Now which kind of Ferrite CM choke can you get?

I forgot some OP's may not want to actually learn just want a crystal ball solution.

Things to do:

  • make sure all sensor electronic circuits are far away from the HV generator and twisted pair wires going to the fence at right angles to the sensor STP wire pair shielded . Keep at least 10m away from the generator and wire pair to fence.
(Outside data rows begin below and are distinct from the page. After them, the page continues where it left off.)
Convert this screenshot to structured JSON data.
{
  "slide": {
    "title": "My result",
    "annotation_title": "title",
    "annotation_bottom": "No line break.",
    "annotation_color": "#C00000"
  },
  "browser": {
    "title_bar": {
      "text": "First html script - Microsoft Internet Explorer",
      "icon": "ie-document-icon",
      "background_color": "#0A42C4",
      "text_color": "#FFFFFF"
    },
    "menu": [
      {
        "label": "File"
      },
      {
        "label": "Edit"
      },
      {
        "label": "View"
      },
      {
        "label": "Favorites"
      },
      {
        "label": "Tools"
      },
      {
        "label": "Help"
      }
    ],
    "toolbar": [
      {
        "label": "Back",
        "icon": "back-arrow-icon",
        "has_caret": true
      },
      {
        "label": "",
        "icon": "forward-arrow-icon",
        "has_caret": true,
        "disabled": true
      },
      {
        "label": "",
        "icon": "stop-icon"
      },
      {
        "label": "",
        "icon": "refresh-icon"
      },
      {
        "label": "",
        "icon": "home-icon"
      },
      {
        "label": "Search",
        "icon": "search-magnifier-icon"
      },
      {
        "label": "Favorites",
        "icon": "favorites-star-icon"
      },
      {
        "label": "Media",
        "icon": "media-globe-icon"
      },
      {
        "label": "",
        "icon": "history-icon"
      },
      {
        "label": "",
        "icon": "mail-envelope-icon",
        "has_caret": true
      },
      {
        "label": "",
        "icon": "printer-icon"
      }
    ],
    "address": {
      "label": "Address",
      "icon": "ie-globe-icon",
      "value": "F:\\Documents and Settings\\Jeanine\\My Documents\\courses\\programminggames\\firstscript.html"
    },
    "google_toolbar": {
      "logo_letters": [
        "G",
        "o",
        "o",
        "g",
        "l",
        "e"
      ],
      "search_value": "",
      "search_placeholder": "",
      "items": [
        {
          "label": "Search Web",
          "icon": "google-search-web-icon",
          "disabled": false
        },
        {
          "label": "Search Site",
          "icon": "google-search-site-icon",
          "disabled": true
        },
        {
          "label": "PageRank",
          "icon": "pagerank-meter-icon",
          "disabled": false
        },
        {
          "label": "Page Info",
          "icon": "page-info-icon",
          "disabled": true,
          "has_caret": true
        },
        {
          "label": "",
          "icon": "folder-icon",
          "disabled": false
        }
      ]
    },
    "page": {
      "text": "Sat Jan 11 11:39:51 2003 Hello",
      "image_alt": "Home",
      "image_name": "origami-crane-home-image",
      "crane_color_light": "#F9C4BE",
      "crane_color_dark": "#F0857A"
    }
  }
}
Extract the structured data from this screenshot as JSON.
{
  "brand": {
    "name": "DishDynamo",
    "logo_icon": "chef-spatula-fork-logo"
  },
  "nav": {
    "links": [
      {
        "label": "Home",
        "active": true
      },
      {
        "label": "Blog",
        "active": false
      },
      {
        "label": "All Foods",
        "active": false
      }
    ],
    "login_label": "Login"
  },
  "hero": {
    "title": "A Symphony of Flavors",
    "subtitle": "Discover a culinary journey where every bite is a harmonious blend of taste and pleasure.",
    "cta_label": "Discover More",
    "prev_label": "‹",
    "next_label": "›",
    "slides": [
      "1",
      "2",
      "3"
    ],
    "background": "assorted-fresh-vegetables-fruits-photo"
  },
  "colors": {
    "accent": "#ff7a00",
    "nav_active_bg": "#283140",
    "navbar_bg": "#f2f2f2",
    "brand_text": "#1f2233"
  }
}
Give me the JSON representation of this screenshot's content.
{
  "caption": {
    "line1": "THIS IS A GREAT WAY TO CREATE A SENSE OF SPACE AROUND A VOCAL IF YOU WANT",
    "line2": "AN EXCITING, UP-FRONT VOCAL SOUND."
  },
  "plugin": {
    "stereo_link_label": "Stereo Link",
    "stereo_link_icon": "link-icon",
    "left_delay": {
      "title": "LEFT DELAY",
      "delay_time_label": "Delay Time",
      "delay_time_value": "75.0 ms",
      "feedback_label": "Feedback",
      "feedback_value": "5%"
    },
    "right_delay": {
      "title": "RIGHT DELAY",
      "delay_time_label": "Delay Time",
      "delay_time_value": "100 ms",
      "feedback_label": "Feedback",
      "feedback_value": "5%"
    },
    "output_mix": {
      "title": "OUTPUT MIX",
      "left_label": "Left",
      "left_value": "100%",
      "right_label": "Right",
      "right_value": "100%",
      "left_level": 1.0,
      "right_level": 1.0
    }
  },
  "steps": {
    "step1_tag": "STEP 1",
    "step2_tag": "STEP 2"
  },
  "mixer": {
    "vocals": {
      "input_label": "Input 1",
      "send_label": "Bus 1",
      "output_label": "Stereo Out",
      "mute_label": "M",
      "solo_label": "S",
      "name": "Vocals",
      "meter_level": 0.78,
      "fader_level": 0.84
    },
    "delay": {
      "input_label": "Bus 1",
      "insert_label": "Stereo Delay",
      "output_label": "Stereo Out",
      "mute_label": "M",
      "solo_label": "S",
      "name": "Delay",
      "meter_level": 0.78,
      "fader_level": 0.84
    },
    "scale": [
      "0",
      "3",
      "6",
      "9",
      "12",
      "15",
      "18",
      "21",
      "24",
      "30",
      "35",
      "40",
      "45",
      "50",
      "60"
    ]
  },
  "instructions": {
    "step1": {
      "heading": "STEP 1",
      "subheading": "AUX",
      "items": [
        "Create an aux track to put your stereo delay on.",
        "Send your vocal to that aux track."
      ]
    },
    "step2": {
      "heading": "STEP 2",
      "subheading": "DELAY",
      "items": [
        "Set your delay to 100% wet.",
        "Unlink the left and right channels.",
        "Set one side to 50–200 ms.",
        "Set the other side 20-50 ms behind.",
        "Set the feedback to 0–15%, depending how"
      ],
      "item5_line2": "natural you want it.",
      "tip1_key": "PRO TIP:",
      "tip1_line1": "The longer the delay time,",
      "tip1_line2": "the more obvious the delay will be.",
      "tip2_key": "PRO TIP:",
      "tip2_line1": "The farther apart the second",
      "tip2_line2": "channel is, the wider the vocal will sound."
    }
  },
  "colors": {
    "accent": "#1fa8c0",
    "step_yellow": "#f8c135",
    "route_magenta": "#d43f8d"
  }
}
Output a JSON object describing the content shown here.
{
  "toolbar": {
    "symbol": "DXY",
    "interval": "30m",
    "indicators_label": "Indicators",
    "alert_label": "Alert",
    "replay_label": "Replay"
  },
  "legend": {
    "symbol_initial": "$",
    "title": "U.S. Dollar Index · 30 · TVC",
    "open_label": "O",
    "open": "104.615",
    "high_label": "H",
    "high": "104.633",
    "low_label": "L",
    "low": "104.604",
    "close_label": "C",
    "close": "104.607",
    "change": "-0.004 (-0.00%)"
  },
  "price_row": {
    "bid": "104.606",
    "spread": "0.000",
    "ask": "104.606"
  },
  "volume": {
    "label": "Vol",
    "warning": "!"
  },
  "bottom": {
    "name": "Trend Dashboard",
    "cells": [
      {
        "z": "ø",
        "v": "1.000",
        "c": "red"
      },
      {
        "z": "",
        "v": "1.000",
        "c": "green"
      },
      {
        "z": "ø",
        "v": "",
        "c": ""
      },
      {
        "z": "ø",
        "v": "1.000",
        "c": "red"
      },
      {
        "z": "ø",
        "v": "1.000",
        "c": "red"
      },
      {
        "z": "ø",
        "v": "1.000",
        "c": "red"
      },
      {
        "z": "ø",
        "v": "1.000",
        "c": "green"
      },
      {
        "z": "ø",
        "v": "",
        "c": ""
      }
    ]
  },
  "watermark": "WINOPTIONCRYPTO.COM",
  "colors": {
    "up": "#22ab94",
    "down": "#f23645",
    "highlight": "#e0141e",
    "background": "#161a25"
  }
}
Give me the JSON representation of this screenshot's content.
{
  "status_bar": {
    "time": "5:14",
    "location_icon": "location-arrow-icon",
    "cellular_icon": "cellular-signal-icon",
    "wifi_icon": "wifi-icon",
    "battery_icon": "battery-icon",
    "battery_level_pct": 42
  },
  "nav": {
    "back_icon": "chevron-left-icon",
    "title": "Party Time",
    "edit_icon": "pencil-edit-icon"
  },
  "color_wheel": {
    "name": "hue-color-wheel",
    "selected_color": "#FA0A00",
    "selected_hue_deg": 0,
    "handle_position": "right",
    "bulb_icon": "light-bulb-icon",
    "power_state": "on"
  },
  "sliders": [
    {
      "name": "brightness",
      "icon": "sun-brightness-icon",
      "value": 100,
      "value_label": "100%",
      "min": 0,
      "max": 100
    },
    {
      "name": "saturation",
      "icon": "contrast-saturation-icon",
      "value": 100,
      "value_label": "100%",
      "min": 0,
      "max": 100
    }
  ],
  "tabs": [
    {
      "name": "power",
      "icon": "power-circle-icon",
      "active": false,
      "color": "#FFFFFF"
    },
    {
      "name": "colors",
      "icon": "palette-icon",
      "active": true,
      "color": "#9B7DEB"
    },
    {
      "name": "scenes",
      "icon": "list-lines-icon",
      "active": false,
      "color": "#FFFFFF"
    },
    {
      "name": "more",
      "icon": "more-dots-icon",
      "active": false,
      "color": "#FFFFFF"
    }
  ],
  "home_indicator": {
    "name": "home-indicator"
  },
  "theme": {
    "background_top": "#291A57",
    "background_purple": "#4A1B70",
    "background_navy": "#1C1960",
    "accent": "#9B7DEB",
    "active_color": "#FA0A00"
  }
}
    • STP shielded twisted pair balances much of the spectral E field ingress and isolation distance reduces the H field current coupling
    • generator and sensor wire pair at right angles reduces the antenna coupling of EMI pulses between 2 wire pairs.
    • use a current loop around the generator feed wire with a few turns to detect high current pulse as your air gapped current sensor into coax or STP sensor wires.
    • terminate the wires with matched impedance such as 120~220 Ohms or STP or 75 Ohms for video coax,
    • use a CLC balun or CM choke rated for RF as your signal conditioner input. This raises the CM impedance and the shunt cap attenuates it slightly.
    • What you want is a 1us risetime pulse and not a 1ns Rise time pulse that spews noise voltage into sub-picofarad stray capacitance.
    • terminate it with the matched impedance
    • add more current sense wire turns or use a Rogowski coil if you are really keen but not necessary.
  • I have used these techniques successfully over 40 years in many applications

  • My 1st experience in late 70's was measuring the power of 100kA fusion arc welding of Zirc-steel tween two 4"Diameter tube
  • My most recent experience was measuring pulse power of a 20kV pulse inside transformer oil like a HIPOT test before the onset of corona in a 5MVA power transformer.

The pulse measures only 2 watts or 10V into 50 Ohms from a 20kV/mm dielectric test using a small 1 turn loop to coax.

enter image description here

(not I, but a keen builder of HV multipliers.

This is a small partial discharge pulse measured using the above method on 50 Ohm coax terminated by 50 Ohms, similar to a small fence discharge or a Hipot bug zap. I used an old LeCroy scope to capture the image. The 1ns rise time is limited only by the scope.